Workshop "Schwarzweißfilme belichten und entwickeln"

Zurück zum Ursprung der Fotografie – ein Workshop voller Magie

Wie fühlt es sich an, Fotografie ganz bewusst und entschleunigt zu erleben? Dieser Frage gehen die Teilnehmenden im Workshop mit Christian Jähnl zur analogen Schwarz-Weiß-Fotografie nach – und werden mit einer besonderen Mischung aus Handwerk, Kreativität und Spannung belohnt.

Nach einem kurzen Einstieg in die Grundlagen von Belichtung, Zeit und Blende – inklusive der bewährten Sunny-16-Regel – wird schnell klar: Hier geht es nicht nur um Theorie, sondern ums Ausprobieren. Christian stellt den Bau eines einfachen Belichtungsmessers vor und gibt Einblicke in Techniken wie Push- und Pull-Entwicklung.

Dann wird es greifbar: Die benötigten Kameras werden von Christian nach einer kurzen Einschulung zur Verfügung gestellt – Fotoapparte aus verschiedenen Jahrzehnten wechseln die Hände. Jede Kamera hat ihre Eigenheiten und eröffnet einen neuen Blick auf das Fotografieren. Gemeinsam geht es nach draußen, wo Motive gesucht, Licht eingeschätzt und der richtige Moment bewusst gewählt wird – ganz ohne Display, ganz im Vertrauen auf das eigene Auge.

Die eigentliche Magie offenbart sich jedoch erst im nächsten Schritt: Im Wechselsack wird konzentriert gearbeitet. Film für Film wird in die Spiralen gespult, die Entwicklung sorgfältig durchgeführt – und mit jedem Handgriff wächst die Spannung.
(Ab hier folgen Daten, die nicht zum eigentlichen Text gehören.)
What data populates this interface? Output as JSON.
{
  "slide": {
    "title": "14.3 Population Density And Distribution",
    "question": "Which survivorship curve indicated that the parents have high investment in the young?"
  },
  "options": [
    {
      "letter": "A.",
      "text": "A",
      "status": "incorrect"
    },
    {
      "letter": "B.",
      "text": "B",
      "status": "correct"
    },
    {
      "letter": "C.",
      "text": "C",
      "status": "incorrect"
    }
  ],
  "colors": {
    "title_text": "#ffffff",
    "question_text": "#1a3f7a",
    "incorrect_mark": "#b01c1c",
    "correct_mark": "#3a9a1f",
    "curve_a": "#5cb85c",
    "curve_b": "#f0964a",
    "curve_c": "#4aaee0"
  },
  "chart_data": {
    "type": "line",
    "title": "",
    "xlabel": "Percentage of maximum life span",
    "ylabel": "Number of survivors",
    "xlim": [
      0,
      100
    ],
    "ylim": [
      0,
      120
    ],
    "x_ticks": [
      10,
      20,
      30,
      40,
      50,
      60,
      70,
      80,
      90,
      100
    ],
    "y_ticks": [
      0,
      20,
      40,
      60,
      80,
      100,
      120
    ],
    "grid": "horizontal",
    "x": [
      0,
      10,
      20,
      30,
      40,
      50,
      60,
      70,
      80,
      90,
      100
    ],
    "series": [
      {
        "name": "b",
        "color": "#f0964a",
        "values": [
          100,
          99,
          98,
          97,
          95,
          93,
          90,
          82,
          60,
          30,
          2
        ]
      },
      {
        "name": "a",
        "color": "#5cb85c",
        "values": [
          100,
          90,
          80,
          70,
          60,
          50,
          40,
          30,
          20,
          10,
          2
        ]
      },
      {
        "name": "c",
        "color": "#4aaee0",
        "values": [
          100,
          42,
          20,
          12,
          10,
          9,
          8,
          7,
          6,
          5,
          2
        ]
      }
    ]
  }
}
Als schließlich die ersten Negative sichtbar werden, ist die Begeisterung spürbar: Bilder, die kurz zuvor noch unsichtbar waren, halten eingefangene Momente fest.

Workshop "Schwarzweißfilme belichten und entwickeln"
Workshop "Schwarzweißfilme belichten und entwickeln"
Workshop "Schwarzweißfilme belichten und entwickeln"
Workshop "Schwarzweißfilme belichten und entwickeln"

Beim Treffen 17 zwei Tage später zeigt uns Christian Jähnl, wie es mit den entwickelten Filmen weitergeht. Im Mittelpunkt steht die Digitalisierung von Negativen. Zu Beginn gibt er einen kompakten Überblick über verschiedene Möglichkeiten. 

Besonders niederschwellig ist der Zugang mit dem PictoScanner: In Kombination mit einer Smartphone-App verwandelt sich das Handy quasi in eine kleine, moderne Dunkelkammer. Dias, Farbnegative und Schwarz-Weiß-Filme lassen sich damit unkompliziert erfassen – schnell und direkt.

Deutlich vielseitiger zeigt sich das DigitaLIZA Max Film-Scanning-Kit. Es erlaubt kreatives Scannen unterschiedlichster Formate – von 35 mm über 110er bis hin zu 120er. Mit einer Hintergrundleuchte und verschiedenen Masken wird das Digitalisieren hier zu einem flexiblen und qualitativ hochwertigen Prozess, egal ob mit Kamera oder Smartphone.

Als besonders effiziente Alternative zum klassischen Scannen lernen wir den Diakopiervorsatz kennen. Dieses optische Zubehör wird direkt vor das Objektiv einer Kamera montiert. Das Negativ wird vorne eingespannt und von hinten durch ein Blitzgerät gleichmäßig ausgeleuchtet. Im Vergleich zu Flachbett- oder Diascannern ist diese Methode deutlich schneller und liefert erstaunlich gute Ergebnisse.

Workshop "Schwarzweißfilme belichten und entwickeln"

Nach der Einführung wird es konkret: Christian hat ein Setup vorbereitet und digitalisiert exemplarisch einige Negative. Wir können ihm dabei über die Schulter schauen, Fragen und Ergebnisse diskutieren.

Digitalisiertes Negativ; fotografiert mit einer Retinette
Analogaufnahme mit einer Retinette

Hier sind alle wichtigen Informationen zum Workshop zusammengefasst, auch die gescannten Ergebnisse des Workshops kann man sich ansehen – danke an Christian für die Freigabe des Links:
https://padlet.com/e_skorzak/filme-entwickeln-in-schwarzwei-t6qeewk4toh…

Ein Workshop, der gezeigt hat: Analoge Fotografie ist mehr als Technik – sie ist ein Erlebnis.